In general, adults with future-oriented perspectives have better healthcare practices, such as physical activity habits, condom use in sexual relationships, no substance abuse habits, and psychological wellbeing (Henson et al, 2006; Guthrie et al, 2014). In this sense, the future time perspective, a more pronounced characteristic of the participants of this study, is possibly a predictor of good healthcare practices in the search for a better quality of life.

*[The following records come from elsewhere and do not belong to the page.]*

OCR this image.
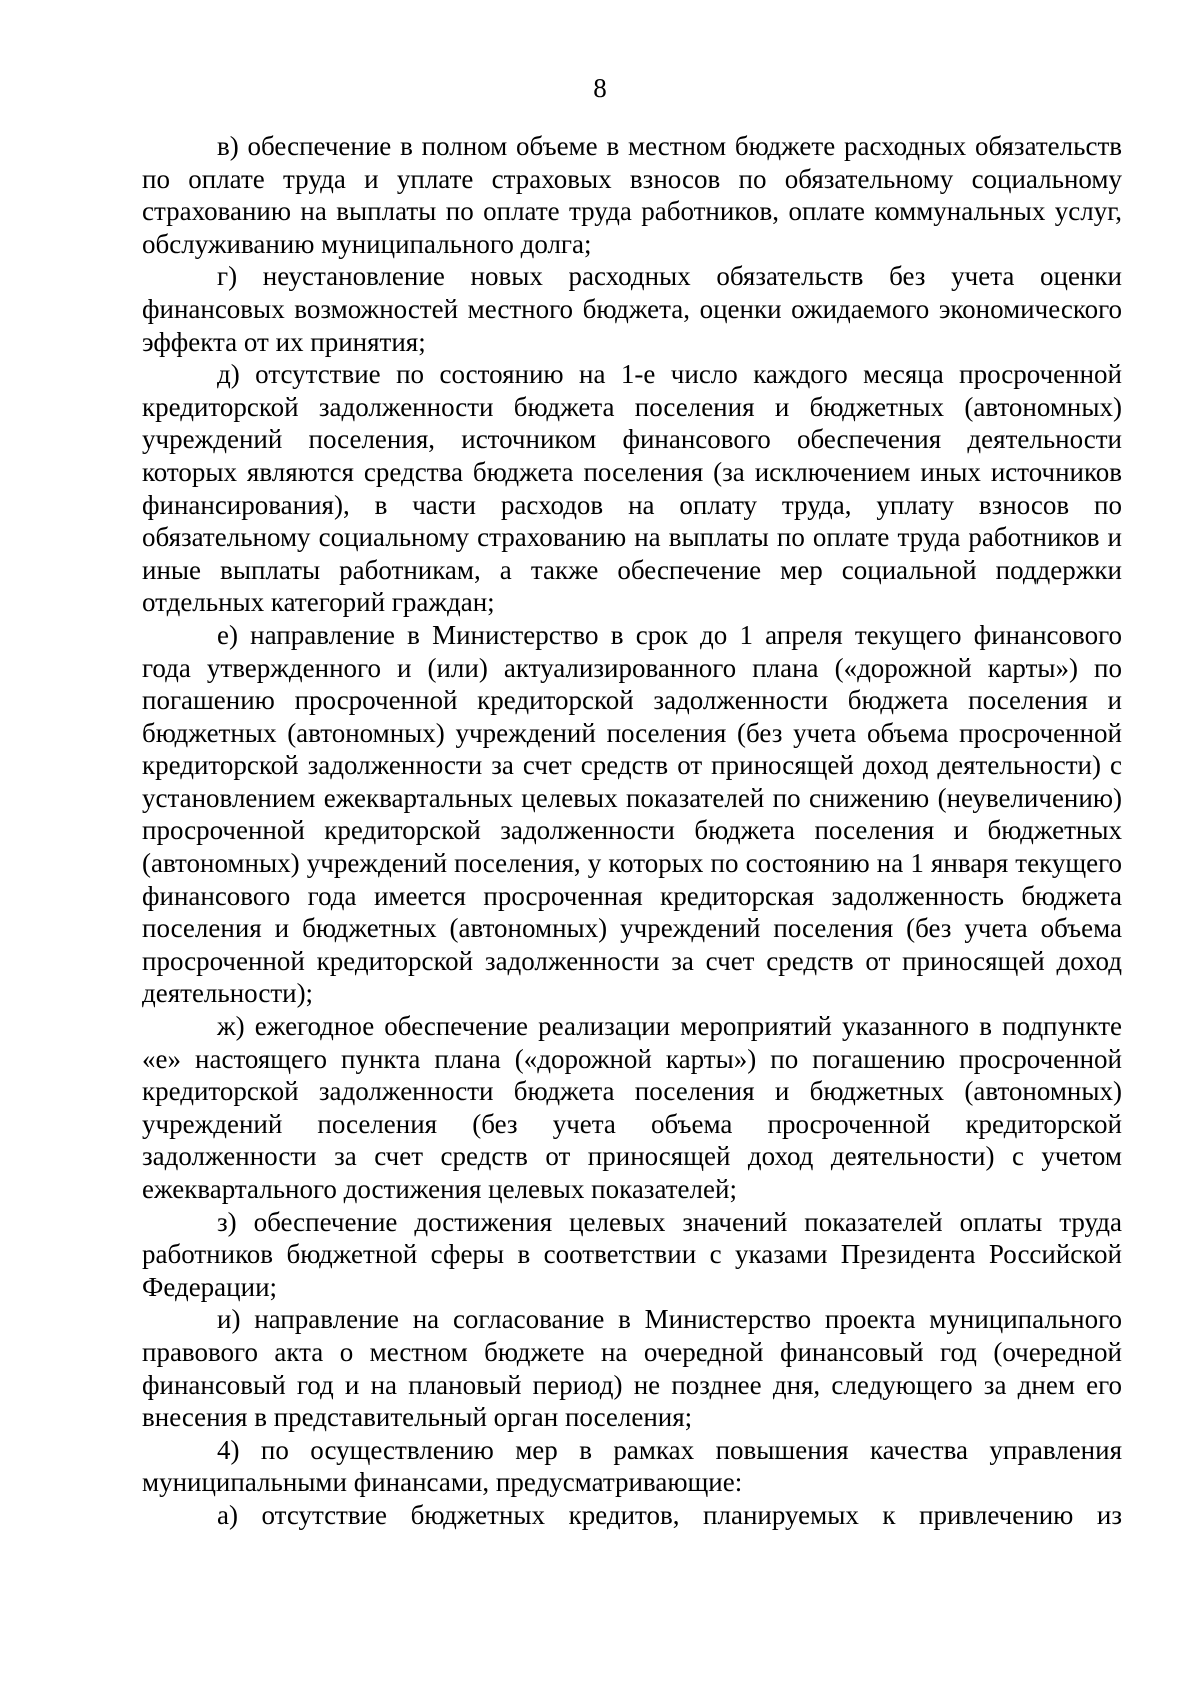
8

в) обеспечение в полном объеме в местном бюджете расходных обязательств по оплате труда и уплате страховых взносов по обязательному социальному страхованию на выплаты по оплате труда работников, оплате коммунальных услуг, обслуживанию муниципального долга;

г) неустановление новых расходных обязательств без учета оценки финансовых возможностей местного бюджета, оценки ожидаемого экономического эффекта от их принятия;

д) отсутствие по состоянию на 1-е число каждого месяца просроченной кредиторской задолженности бюджета поселения и бюджетных (автономных) учреждений поселения, источником финансового обеспечения деятельности которых являются средства бюджета поселения (за исключением иных источников финансирования), в части расходов на оплату труда, уплату взносов по обязательному социальному страхованию на выплаты по оплате труда работников и иные выплаты работникам, а также обеспечение мер социальной поддержки отдельных категорий граждан;

е) направление в Министерство в срок до 1 апреля текущего финансового года утвержденного и (или) актуализированного плана («дорожной карты») по погашению просроченной кредиторской задолженности бюджета поселения и бюджетных (автономных) учреждений поселения (без учета объема просроченной кредиторской задолженности за счет средств от приносящей доход деятельности) с установлением ежеквартальных целевых показателей по снижению (неувеличению) просроченной кредиторской задолженности бюджета поселения и бюджетных (автономных) учреждений поселения, у которых по состоянию на 1 января текущего финансового года имеется просроченная кредиторская задолженность бюджета поселения и бюджетных (автономных) учреждений поселения (без учета объема просроченной кредиторской задолженности за счет средств от приносящей доход деятельности);

ж) ежегодное обеспечение реализации мероприятий указанного в подпункте «е» настоящего пункта плана («дорожной карты») по погашению просроченной кредиторской задолженности бюджета поселения и бюджетных (автономных) учреждений поселения (без учета объема просроченной кредиторской задолженности за счет средств от приносящей доход деятельности) с учетом ежеквартального достижения целевых показателей;

з) обеспечение достижения целевых значений показателей оплаты труда работников бюджетной сферы в соответствии с указами Президента Российской Федерации;

и) направление на согласование в Министерство проекта муниципального правового акта о местном бюджете на очередной финансовый год (очередной финансовый год и на плановый период) не позднее дня, следующего за днем его внесения в представительный орган поселения;

4) по осуществлению мер в рамках повышения качества управления муниципальными финансами, предусматривающие:

а) отсутствие бюджетных кредитов, планируемых к привлечению из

From the results of this study it is possible to reaffirm the importance of incorporating the time perspective into nursing care practices, since this variable seems to play a significant role in the care and self-care of people living with HIV. Through qualified listening, involving relationships such as dialogue, bonding and welcoming, the nurse can, for example, understand possible conflicts, value experiences and pay attention to the needs that compose the lifestyle of people with HIV.
Limitations
The present study has some limitations that suggest that the results should be interpreted with caution. The cross-sectional delineation does not allow the establishment of a causal relationship between sociodemographic, clinical and behavioural factors with the time perspective. Moreover, as it is a subjective construct, the measured time perspective does not guarantee a definitive diagnosis and may vary over time. It is also important to highlight that the present study was constituted from a non-probability sample. Thus, the conclusions presented here are limited to the evaluated group and cannot be stratified for the entire population of Brazilian individuals living with HIV.
Conclusion
Based on the results presented, it is possible to conclude that the people living with HIV in the studied sample presented greater orientation towards the future and less orientation towards the fatalistic present and the hedonistic present. Higher schooling was associated with less orientation to the negative past, while considering oneself ill favoured orientation towards the negative past. Longer use of HAART was associated with less orientation to the positive past, while positive health status favoured a positive past orientation. Greater age, female gender, and the use of HAART favoured orientation towards the fatalistic present, whereas higher schooling levels were associated with less orientation for this time dimension; older age and schooling were associated with lower orientation towards the hedonistic present; and a remunerated occupation and a positive state of health favoured orientation towards the future.
More studies on this subject are needed. By using an integrated healthcare approach and considering the time perspective as a predictor of favourable behaviour or risk to health, all health professionals may stimulate individuals with HIV to take pride in their self-care and lead a healthier life.